Um Governo de “combate”
Um Governo de continuidade, mas com algumas saídas e uma ou duas surpresas, juntamente com mudanças na orgânica e na estrutura. Esta será, provavelmente, a descrição que melhor encaixa no Executivo que Luís Montenegro deverá formar nos próximos dias, após ser indigitado pelo Presidente da República. Será também um Governo de combate, com a mesma ânsia de anunciar medidas atrás de medidas, à semelhança do que sucedeu na sua primeira encarnação, porque a porta da salvação é estreita e Luís Montenegro sabe que tem dois anos, no máximo, para mostrar o que vale, partindo do princípio de que a Spinumviva não volta às notícias.
Porém, as semelhanças com o primeiro Governo da AD ficam por aqui. Por um lado, a conjuntura política mudou de forma significativa no dia 18 de maio. Do outro lado da barricada está um Chega triunfante, que se tornou o principal partido da Oposição e que já não esconde a ambição de um dia ser governo, se possível à custa da AD (e não “com” a AD). Enquanto isso, o PS tenta reconstruir-se após a hecatombe eleitoral, sendo ainda incerto que o consiga fazer, sobretudo se a AD se mantiver como a grande força política do centro e centro-direita, o partido charneira do sistema político português. Para a AD, pelo menos nos próximos tempos, o PS representará uma muleta ou, quando muito, um potencial parceiro júnior, não um rival. A AD terá de decidir se prefere entender-se com o PS (e com a IL) para fazer as reformas de que o país necessita - por exemplo na área da Justiça - ou se prefere arriscar com o Chega, que a partir de agora se tornou o seu principal concorrente. E se a AD optar por entender-se com o PS, terá de acabar por lhe dar a mão, permitindo que tenha um lugar à mesa na eventual revisão constitucional ou na nomeação dos juízes do Constitucional. Como notou ontem Miguel Relvas, deixamos de ter um Ventura que se oferecia para apoiar o governo de Montenegro, para hoje termos um José Luís Carneiro que se oferece para tal missão.

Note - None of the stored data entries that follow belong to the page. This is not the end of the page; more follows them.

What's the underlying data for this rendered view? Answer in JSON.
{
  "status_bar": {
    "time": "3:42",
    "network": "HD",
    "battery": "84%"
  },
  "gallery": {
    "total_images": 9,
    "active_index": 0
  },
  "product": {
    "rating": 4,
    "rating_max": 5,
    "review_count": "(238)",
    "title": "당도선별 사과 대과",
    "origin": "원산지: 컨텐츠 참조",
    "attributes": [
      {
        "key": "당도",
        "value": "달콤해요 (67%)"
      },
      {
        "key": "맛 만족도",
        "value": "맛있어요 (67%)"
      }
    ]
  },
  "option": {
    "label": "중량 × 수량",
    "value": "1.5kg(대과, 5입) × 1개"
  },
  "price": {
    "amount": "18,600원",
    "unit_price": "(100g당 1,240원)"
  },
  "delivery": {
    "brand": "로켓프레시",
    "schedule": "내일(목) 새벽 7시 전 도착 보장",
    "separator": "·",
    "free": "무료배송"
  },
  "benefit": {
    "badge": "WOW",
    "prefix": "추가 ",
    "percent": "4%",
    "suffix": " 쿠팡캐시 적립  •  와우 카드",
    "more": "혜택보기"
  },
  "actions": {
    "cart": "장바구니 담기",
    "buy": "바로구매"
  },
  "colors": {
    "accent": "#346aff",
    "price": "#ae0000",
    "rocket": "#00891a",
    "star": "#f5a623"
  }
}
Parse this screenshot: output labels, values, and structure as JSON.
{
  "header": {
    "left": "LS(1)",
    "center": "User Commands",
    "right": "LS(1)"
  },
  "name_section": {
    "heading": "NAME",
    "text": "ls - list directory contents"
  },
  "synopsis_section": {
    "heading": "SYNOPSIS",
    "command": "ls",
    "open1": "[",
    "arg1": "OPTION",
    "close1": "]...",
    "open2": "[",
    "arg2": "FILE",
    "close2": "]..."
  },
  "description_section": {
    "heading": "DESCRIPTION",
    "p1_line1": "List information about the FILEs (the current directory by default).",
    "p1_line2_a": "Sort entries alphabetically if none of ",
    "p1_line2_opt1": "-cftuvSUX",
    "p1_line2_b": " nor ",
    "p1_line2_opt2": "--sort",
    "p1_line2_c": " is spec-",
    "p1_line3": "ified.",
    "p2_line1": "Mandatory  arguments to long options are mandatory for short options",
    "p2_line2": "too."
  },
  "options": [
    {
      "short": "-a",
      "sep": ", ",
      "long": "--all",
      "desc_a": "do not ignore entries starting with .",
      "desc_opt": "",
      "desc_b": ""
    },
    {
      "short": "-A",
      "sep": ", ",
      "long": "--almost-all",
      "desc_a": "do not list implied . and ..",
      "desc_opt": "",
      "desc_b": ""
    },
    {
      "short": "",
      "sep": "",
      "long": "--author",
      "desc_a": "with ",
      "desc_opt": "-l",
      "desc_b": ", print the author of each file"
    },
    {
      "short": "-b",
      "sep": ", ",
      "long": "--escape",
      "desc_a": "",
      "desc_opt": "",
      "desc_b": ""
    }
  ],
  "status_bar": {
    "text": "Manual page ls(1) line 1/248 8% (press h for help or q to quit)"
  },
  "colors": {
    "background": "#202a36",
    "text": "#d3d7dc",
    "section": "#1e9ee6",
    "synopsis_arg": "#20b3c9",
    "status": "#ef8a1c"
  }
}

Por outro, o ambiente macroeconómico está também a mudar. A guerra na Europa não dá sinais de terminar em breve, as tarifas prometem condicionar o crescimento global e a incerteza vai continuar a reinar, com alguns dos nossos principais parceiros comerciais a serem muito afetados. A economia vai crescer menos do que se esperava e as escolhas orçamentais do governo da AD - tomadas num contexto de forte pressão do ponto de vista eleitoral - vão ditar um regresso aos défices nas contas públicas. O tempo das vacas gordas pode ter os dias contados e isso vai limitar o leque de escolhas de qualquer governo e engrossar as fileiras dos descontentes.
O tempo que temos pela frente exige, pois, grande sabedoria e bom senso aos líderes dos três grandes partidos portugueses, que não podem deixar que lógicas imediatistas e eleitoralistas se sobreponham ao interesse do país. Exige também que o Presidente da República seja um factor de estabilidade, através da sua magistratura de influência.